У Солженицына с родственными свиданиями дело обстояло совсем иначе. Сперва он виделся с тетей Вероней, а потом и с женой. Время некоторых из этих свиданий зафиксировано в книге Н. Решетовской: июнь 1945 года, август 1945-го, лето 1947-го, 20 июня 1948-го, 19 декабря 1948-го, 29 мая 1949-го, март 1950-го… Семь свиданий. Однако этим число их, как видно, не исчерпывается, Реше-товская констатировала: существовал «определенный ритм жизни, предусматривающий встречи хотя бы в несколько месяцев раз». Под словом «несколько» мы вправе разуметь три-четыре месяца, и тогда получается, что с июня 1945 года по март 1950-го у Солженицына было свиданий пятнадцать-двадцать.

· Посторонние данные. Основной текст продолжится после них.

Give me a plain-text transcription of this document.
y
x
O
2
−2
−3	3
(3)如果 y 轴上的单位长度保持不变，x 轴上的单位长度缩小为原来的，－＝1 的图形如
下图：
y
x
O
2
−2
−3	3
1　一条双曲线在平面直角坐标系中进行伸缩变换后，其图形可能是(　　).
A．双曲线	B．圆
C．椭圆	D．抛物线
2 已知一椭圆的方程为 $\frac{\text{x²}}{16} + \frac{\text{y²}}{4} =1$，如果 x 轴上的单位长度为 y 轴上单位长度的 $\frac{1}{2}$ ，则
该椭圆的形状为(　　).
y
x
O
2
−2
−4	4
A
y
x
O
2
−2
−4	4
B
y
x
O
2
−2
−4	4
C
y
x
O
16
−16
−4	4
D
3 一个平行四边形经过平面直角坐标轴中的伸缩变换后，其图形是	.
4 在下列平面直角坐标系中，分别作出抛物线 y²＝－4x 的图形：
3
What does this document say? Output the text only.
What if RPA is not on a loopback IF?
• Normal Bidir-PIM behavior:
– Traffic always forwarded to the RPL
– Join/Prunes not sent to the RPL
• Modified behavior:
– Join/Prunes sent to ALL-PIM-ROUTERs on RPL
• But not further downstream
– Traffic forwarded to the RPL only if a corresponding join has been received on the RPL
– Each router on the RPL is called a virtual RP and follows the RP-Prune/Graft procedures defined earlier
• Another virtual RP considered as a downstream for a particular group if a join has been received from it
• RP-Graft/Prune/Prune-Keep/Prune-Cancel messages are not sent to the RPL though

Но если даже только семь — как это много в глазах тех, кто, как Достоевский и его собратья, лишен был и одного-единственного!
Представим себе невероятное: Достоевскому разрешили свидание с братом Михаилом или сестрой Марией. Чем был бы он озабочен накануне желанной встречи? Да, уж конечно, прежде всего тем, чтобы обобрать вшей со своей утлой одежонки. Совсем иные заботы одолевали этого героя. «Когда Сане объявляли о предстоящем свидании, — вспоминает Решетовская, — он весь отдавался «предсвиданному настроению». Как-то писал мне, что вечером, после работы, долго гулял во дворе, смотрел на луну, мысленно представлял себе будущий наш разговор… Не только я заботилась перед свиданием о своем внешнем виде, о своей наружности. Саня сообщал мне, например, что, помыв голову, ходит «в чалме из полотенца, чтобы волосы завтра как следует лежали». Пишет, что вечером побреется, вычистит ботинки…» Прическа («Да почему ж не остригли наголо?»), тщательность бритья, блеск ботинок — вот элегантные «предсви-данные» заботы Шурочки!
Чаще всего свидания проходили в Таганке, в клубе служащих тюрьмы, куда арестантов доставляли из других мест заключения. Н. Решетовская так описывает одно из них: «Подъехала никакая не «страшная машина», а небольшой автобус, из которого вышли наши мужья, вполне прилично одетые и совсем не похожие на заключенных. Тут же, еще не войдя в клуб, каждый из них подошел к своей жене. Мы с Саней, как и все, обнялись и поцеловались и быстренько передали друг, другу из рук в руки свои письма, которые таким образом избежали цензуры». Разумеется, Решетовской притом и в голову не могло прийти, что после свидания с мужем, «вполне прилично одетым», ей следует, как некогда жене декабриста княгине Волконской, тщательно вытрясти свою одежду — от вшей и клопов.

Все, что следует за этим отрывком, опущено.